Cardiovascular and metabolic disorders are rapidly growing burdens on tiuman hiealth worldwide. Currently approximately one third ofthe adult population ofthe United States is clinically obese, and one third exhibit sustained hypertension. There is also a high overlap of patients who exhibit both obesity and hypertension. Collectively, the economic, social, psychological, and productivity burdens which result from cardiovascular and metabolic disorders costs the United States roughly quarter of a trillion dollars per year. One hormone system involved in the regulation of both metabolism and cardiovascular function is the Renin-Angiotensin System (RAS). This system exists in the circulation as a classic hormone system, and also within individual orgains ofthe body where it acts in a paracrine fashion. While the RAS is found in many tissues throughout the body, we have demonstrated that hyperactivity of the brain RAS is sufficient to cause gross disturbances in blood pressure, fluid balance, and metabolic regulation. We have identified specific, distinct signaling mechanisms that mediate each of these phenotypes.

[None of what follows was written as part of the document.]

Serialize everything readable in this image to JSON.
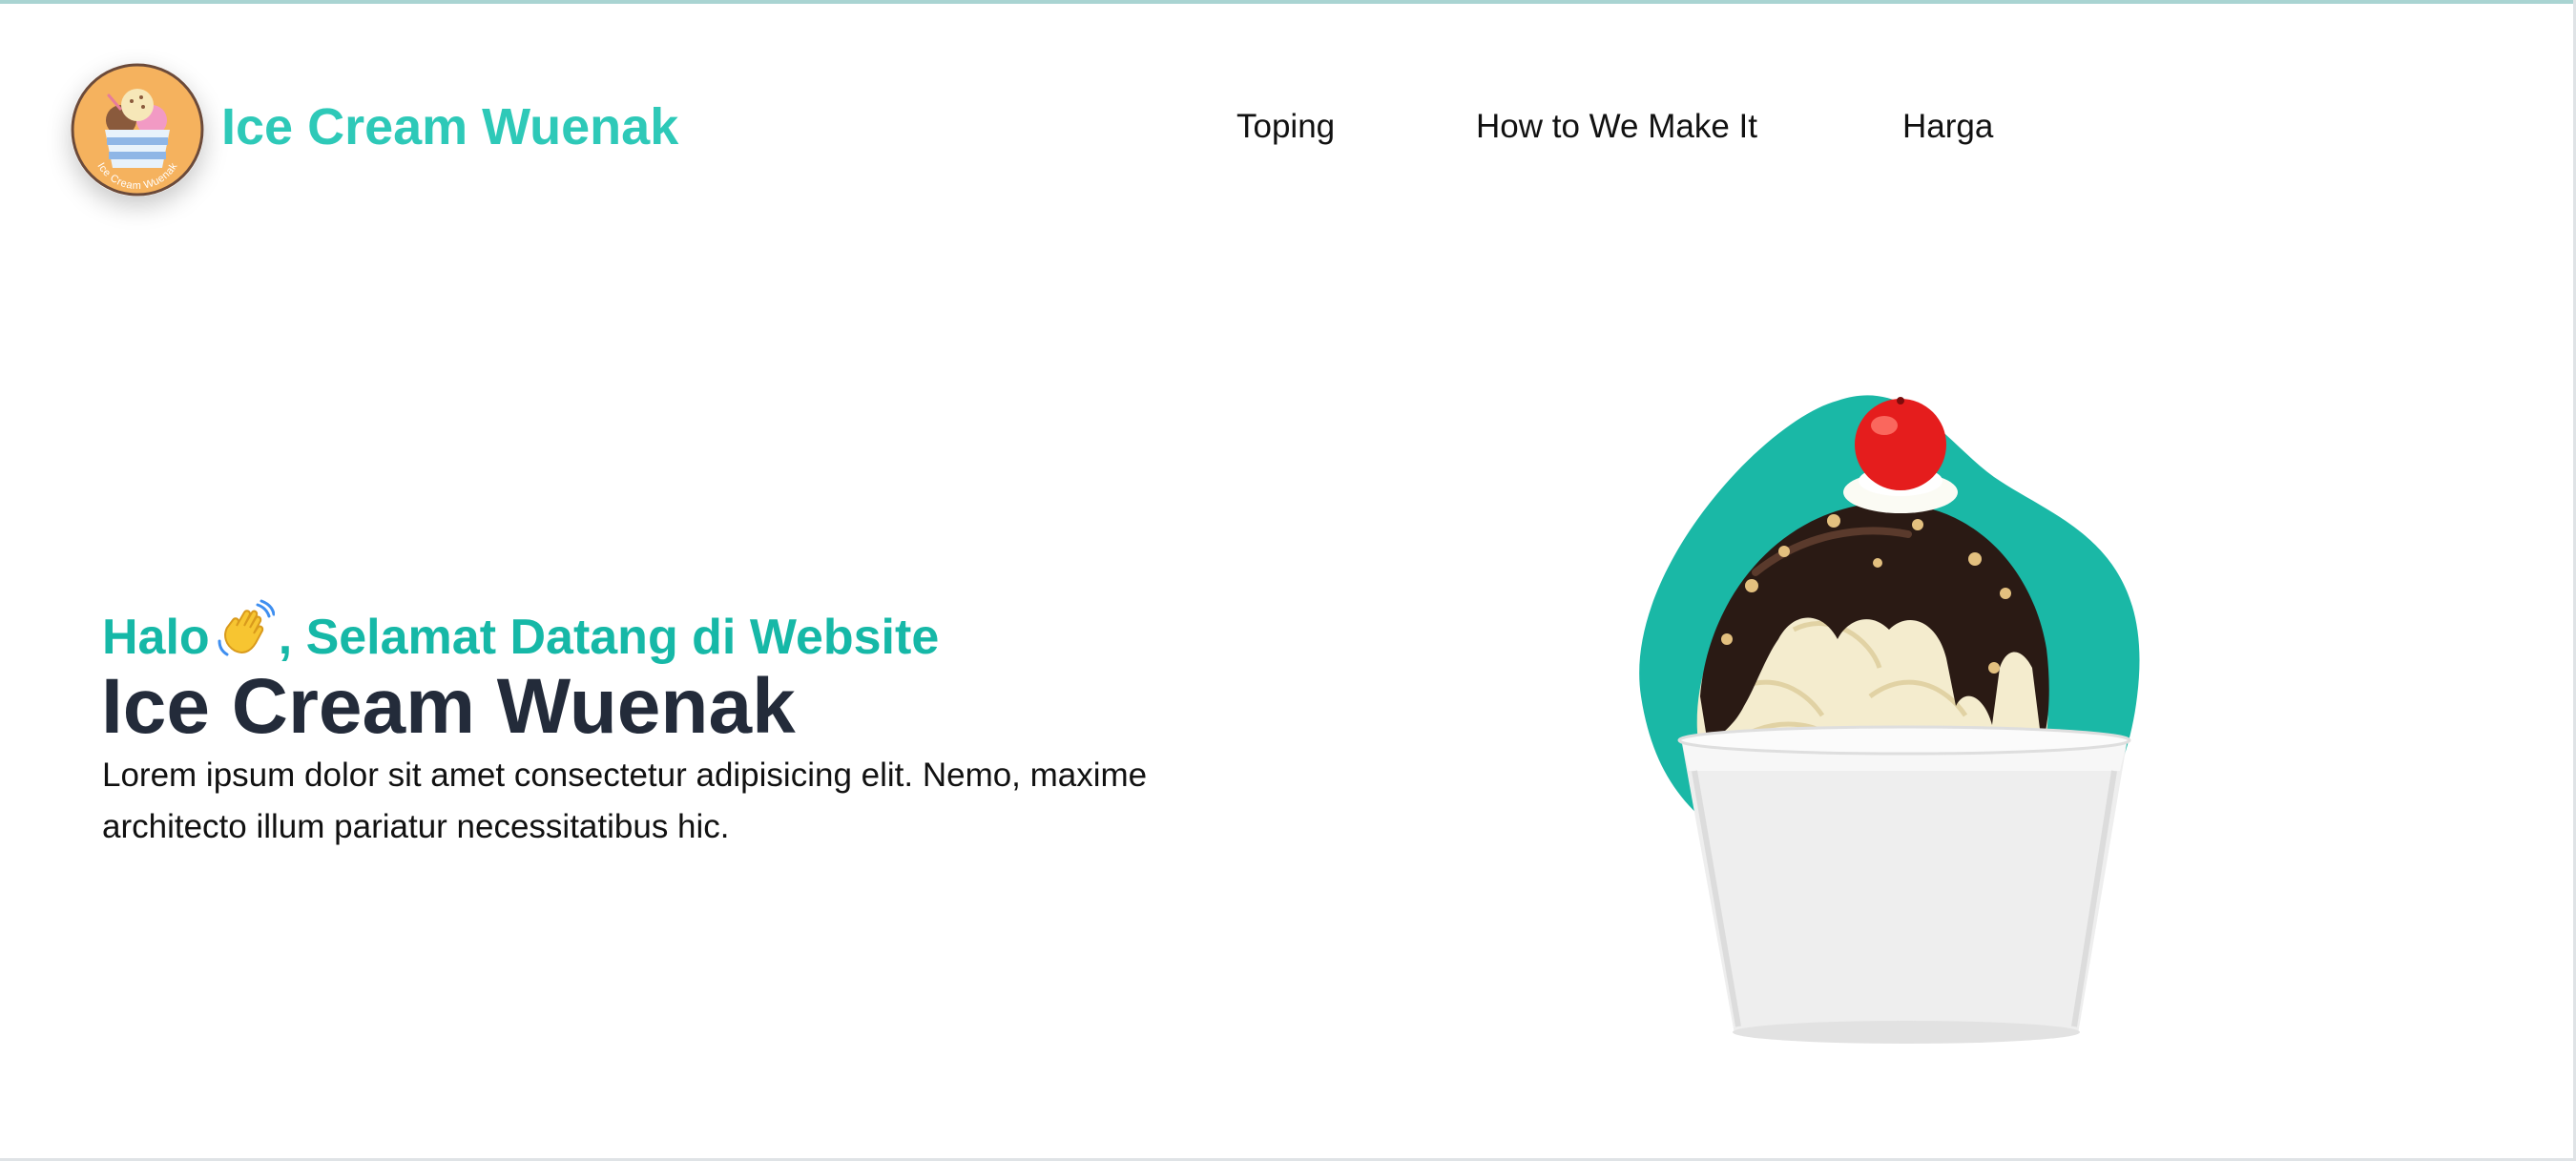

The current proposal will narrowly focus on the mechanism of metabolic regulation by the brain RAS. Guided by our preliminary findings, we hypothesize that the brain RAS stimulates thermogenesis through two mechanisms. First, via activation of the sympathetic nervous system, the brain RAS stimulates thermogenesis within brown adipose tissue. Second, via a vasopressin-mediated hypertension, the brain RAS suppresses the circulating RAS. Suppression ofthe circulating RAS results in reduced angiotensin AT2 receptor signaling within white adipocytes and preadipocytes, which results in increased formation of brown adipocytes and thus increased thermogenic capacity. Together, these mechanisms synergistically act to positively influence metabolic rate. Examination of these mechanisms will likely lead to the identification of novel therapeutic targets for metabolic diseases.

心血管和代谢紊乱正在给全世界的 tiuman 健康带来迅速增长的负担。 目前，美国大约三分之一的成年人口患有临床肥胖症，而另一 第三表现出持续性高血压。同时表现出肥胖和肥胖的患者也有很高的重叠率。 高血压。总的来说，经济、社会、心理和生产力负担 心血管和代谢疾病每年给美国造成大约 25 万亿美元的损失。 一种参与调节新陈代谢和心血管功能的激素系统是 肾素-血管紧张素系统（RAS）。该系统作为经典的激素系统存在于循环中，并且 也在身体的各个器官内以旁分泌方式发挥作用。虽然 RAS 被发现于 全身的许多组织，我们已经证明大脑 RAS 的过度活跃足以 导致血压、体液平衡和代谢调节的严重紊乱。我们已经确定 介导每种表型的特定的、不同的信号传导机制。 目前的提案将主要关注大脑 RAS 的代谢调节机制。 根据我们的初步发现，我们假设大脑 RAS 通过以下方式刺激生热作用： 两种机制。首先，通过激活交感神经系统，大脑 RAS 刺激 棕色脂肪组织内的产热作用。其次，通过加压素介导的高血压，大脑 RAS 抑制循环 RAS。抑制循环 RAS 导致血管紧张素减少 白色脂肪细胞和前脂肪细胞内的 AT2 受体信号传导，导致脂肪细胞形成增加 棕色脂肪细胞，从而增加产热能力。这些机制共同发挥协同作用 积极影响新陈代谢率。对这些机制的检查可能会导致识别 代谢疾病的新治疗靶点。